Easing tensionsThe deal appeared designed to stay within parameters that would be acceptable to the U.S., which maintains some 28,500 troops in the South.

It was focused on conventional forces, an important issue for Moon because North Korea has more than 1 million soldiers and thousands of artillery batteries and rockets poised to target Seoul, some 35 miles to the south.

North Korean leaders have threatened to turn the South Korean capital into a “sea of fire” in the past.

But military officials have said they’re just as worried that misunderstandings or human error could tip the peninsula into crisis.

“I think the only way you really get to nuclear use on the peninsula is not the North surprise-attacking anyone or the U.S. surprise attacking the North, it’s more from something … that has the risk of spiraling out of control,” Gomez said.

The two sides agreed to cease military exercises including live-fire artillery drills and maritime maneuver exercises in front-line areas, effective Nov. 1.

They also will designate no-fly zones for helicopters, drones and hot-air balloons, which are used to deliver propaganda leaflets, above the Military Demarcation Line that runs through the Demilitarized Zone.

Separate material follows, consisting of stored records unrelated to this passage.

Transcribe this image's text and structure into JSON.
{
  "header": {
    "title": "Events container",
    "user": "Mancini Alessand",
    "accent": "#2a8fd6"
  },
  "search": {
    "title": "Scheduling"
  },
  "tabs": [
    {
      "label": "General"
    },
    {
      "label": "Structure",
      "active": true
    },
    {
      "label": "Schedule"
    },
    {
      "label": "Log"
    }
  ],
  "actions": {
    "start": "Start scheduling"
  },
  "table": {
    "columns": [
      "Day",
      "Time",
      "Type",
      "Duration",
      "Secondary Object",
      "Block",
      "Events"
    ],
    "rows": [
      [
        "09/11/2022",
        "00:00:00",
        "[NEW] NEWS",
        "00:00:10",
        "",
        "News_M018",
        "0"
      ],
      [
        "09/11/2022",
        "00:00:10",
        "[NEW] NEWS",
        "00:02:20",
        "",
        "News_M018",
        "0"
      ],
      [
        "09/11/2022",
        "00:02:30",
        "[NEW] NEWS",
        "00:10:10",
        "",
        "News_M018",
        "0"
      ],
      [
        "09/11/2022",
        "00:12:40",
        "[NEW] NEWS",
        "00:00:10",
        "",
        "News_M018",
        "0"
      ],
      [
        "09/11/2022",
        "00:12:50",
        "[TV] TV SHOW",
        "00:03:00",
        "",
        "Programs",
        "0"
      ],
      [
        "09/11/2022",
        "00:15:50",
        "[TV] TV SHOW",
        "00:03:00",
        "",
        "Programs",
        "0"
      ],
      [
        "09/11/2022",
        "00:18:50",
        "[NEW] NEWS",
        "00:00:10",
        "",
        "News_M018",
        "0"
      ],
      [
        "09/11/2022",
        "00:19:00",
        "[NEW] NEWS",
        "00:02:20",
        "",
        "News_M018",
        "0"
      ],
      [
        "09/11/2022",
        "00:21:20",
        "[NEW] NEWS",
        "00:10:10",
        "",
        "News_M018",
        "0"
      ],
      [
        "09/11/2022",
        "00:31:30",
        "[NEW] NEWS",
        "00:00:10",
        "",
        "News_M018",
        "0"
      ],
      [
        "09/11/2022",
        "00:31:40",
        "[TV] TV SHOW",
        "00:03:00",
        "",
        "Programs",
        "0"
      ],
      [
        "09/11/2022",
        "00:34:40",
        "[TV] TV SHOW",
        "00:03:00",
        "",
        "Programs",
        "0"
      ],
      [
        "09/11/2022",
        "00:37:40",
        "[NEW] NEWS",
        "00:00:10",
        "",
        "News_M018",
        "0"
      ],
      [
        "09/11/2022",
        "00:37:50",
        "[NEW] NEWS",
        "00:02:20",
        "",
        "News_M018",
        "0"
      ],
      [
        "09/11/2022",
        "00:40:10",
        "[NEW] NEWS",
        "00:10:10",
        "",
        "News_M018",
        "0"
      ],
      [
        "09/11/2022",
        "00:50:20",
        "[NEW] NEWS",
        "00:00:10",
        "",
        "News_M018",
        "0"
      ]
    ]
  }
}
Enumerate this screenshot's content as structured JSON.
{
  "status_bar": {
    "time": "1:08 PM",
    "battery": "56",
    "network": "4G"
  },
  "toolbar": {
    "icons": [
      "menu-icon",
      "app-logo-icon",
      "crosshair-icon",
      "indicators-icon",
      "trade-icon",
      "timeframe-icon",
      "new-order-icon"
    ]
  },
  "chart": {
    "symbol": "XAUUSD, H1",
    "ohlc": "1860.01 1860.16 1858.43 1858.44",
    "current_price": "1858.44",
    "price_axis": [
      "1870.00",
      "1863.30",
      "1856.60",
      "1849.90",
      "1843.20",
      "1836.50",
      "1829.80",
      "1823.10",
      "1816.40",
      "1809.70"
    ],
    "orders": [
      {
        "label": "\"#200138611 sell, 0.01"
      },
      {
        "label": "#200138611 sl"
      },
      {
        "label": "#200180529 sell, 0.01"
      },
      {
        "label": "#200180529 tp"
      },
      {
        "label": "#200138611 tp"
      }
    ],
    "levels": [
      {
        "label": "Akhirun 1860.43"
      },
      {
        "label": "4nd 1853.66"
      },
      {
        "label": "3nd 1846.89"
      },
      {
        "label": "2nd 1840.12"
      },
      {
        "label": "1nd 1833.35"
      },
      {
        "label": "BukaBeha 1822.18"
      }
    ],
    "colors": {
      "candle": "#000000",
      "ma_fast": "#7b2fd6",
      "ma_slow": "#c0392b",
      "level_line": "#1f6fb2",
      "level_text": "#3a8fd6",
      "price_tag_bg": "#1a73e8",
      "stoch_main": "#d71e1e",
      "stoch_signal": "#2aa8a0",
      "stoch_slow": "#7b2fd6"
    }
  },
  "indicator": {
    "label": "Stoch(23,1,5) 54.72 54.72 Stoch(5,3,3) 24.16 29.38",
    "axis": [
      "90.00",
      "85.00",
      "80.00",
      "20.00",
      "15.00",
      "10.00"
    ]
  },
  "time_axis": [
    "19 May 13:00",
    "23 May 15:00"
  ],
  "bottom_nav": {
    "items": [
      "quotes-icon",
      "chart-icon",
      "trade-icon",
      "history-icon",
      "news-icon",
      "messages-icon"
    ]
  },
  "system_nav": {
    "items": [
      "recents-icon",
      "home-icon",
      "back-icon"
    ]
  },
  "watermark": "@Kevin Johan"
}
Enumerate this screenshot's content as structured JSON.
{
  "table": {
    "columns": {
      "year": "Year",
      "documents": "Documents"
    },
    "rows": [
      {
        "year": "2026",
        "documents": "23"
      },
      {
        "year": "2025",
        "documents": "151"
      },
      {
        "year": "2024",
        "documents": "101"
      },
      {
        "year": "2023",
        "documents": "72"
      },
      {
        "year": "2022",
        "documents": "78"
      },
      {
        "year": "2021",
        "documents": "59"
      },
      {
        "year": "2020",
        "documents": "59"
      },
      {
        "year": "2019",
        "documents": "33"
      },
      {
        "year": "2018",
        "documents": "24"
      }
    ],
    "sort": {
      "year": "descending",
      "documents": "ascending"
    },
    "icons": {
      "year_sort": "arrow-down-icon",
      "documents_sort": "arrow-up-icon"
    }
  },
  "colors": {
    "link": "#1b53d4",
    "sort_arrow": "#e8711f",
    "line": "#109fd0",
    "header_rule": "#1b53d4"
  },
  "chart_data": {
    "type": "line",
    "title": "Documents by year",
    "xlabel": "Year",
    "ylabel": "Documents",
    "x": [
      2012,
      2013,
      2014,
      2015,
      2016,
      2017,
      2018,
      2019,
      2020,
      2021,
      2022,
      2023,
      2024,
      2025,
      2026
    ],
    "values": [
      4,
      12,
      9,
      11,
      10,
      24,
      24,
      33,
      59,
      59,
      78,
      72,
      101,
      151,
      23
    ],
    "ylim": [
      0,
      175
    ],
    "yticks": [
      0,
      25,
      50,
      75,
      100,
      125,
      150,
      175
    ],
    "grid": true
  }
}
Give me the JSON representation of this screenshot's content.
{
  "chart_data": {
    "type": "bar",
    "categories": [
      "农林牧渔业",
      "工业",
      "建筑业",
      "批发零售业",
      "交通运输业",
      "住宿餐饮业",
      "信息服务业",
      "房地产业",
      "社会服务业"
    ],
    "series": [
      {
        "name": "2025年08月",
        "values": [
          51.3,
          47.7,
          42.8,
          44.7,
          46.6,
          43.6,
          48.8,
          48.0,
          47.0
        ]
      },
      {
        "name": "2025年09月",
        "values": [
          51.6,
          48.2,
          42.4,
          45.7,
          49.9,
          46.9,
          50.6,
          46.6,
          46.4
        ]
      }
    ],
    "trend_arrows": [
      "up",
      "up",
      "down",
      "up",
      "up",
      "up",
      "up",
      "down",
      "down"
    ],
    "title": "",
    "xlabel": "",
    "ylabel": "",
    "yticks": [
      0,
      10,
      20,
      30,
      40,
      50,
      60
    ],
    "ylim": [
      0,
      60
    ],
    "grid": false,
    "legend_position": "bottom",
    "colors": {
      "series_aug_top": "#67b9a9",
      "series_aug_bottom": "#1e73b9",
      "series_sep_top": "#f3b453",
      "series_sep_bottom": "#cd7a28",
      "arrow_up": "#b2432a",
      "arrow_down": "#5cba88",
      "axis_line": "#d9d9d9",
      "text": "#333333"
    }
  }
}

“It stops short of addressing the annual combined exercises by the US that so offend the North Koreans,” Joshua Pollack, of the Middlebury Institute of International Studies in California, wrote in a tweet.

“Seoul continues to ‘color inside the lines’ of alliance solidarity in its dealings with the North,” he said.

President Donald Trump suspended the joint war games after the Singapore summit but warned he could “instantly restart” them if progress isn’t made toward denuclearization.

The Koreas agreed to withdraw 11 guard posts from each side in the Demilitarized Zone by the end of the year.

DMZ blueprintThe rivals also announced a blueprint to transform the DMZ, a 2.5-mile-wide no man’s land that is lined with barbed wire and land mines, into a peace zone, as agreed during the first Moon-Kim summit on April 27.

That included plans to remove all mines and to disarm troops in the Joint Security Area in the truce village of Panmunjom. The agreement said a trilateral consultative body including the two Koreas and the UNC would be established to oversee the process.

“If implemented, these measures will reduce tensions, and will also make incidents at the DMZ significantly less likely — even though it will hardly prevent either side from staging a clash when/if it is seen as politically expedient,” North Korea expert Andrei Lankov wrote in a commentary for NK News.

“But given that many earlier incidents were seemingly provoked by human error, these measures are likely to save the lives of soldiers from both sides,” he said.